A investigação sobre o paradeiro dos irmãos Ágatha Isabelly, de 6 anos, e Allan Michael, de 4 anos, ganhou um reforço de peso internacional. A Interpol ofereceu suporte tático e tecnológico para auxiliar nas buscas pelas crianças, que desapareceram há oito meses na zona rural do município de Bacabal, no interior do Maranhão.

Com a iniciativa, a organização internacional disponibiliza uma rede de cooperação presente em 197 países. As ferramentas podem ser acionadas para cruzamento de dados globais e facilitação de eventuais processos de repatriação, caso surjam indícios de que os irmãos tenham sido levados para fora do território nacional.

Nesta quarta-feira (9), a mãe das crianças, Clarice Cardoso, tem uma reunião agendada na sede da Polícia Federal, em São Luís. O encontro com o Núcleo de Cooperação Internacional visa detalhar como os mecanismos do organismo global serão integrados ao trabalho de campo e de inteligência.

Apesar da entrada do órgão internacional, as autoridades e a defesa da família ressaltam que a medida é um protocolo de apoio preventivo e logístico. A mobilização da Interpol não significa que as crianças foram localizadas ou que já exista uma confirmação de que estejam em solo estrangeiro.

A defesa da família, conduzida pela advogada Nathaly Moraes, vinha defendendo a atuação da Polícia Federal desde o início do caso. A principal hipótese levantada pelos representantes da mãe é a de que os irmãos possam ter sido vítimas de uma rede de tráfico humano, o que justificaria o suporte federal e internacional.

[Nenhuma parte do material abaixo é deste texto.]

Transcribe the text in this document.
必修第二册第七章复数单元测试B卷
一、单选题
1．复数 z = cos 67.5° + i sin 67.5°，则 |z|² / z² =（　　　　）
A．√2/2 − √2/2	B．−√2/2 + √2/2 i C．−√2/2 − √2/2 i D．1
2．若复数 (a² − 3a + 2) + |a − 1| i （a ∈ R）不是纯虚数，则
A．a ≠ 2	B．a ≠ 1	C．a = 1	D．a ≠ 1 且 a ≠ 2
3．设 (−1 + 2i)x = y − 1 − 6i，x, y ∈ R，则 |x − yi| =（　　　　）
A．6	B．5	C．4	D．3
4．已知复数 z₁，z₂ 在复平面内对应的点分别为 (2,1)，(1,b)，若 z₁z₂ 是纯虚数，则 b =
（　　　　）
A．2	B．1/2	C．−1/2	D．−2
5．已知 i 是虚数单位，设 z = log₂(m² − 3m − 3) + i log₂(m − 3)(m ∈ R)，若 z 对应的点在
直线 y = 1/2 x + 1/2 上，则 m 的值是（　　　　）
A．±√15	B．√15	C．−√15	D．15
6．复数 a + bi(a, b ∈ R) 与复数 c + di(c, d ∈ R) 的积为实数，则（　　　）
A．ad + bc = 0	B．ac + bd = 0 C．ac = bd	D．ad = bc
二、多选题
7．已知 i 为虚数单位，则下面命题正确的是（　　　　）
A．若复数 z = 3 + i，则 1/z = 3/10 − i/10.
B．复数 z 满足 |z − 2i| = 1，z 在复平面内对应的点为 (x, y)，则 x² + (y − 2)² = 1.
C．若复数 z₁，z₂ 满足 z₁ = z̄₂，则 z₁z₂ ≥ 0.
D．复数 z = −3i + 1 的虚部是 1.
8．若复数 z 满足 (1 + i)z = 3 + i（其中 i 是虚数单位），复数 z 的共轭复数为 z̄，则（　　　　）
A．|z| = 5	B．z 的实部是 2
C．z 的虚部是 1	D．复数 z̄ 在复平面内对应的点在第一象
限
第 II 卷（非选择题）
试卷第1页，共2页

Paralelamente, o Consulado Brasileiro nos Estados Unidos acompanha a identificação de 163 menores resgatados em uma operação recente em solo americano. Até o momento, no entanto, não há qualquer ligação confirmada entre esse resgate e os irmãos maranhenses, e os procedimentos de apuração seguem em andamento.

O desaparecimento de Ágatha e Allan ocorreu em 4 de janeiro de 2026, na comunidade quilombola São Sebastião dos Pretos, localizada a cerca de 250 quilômetros da capital São Luís. No mesmo dia, um primo das crianças, de 8 anos, também sumiu no local, mas foi resgatado com vida três dias depois.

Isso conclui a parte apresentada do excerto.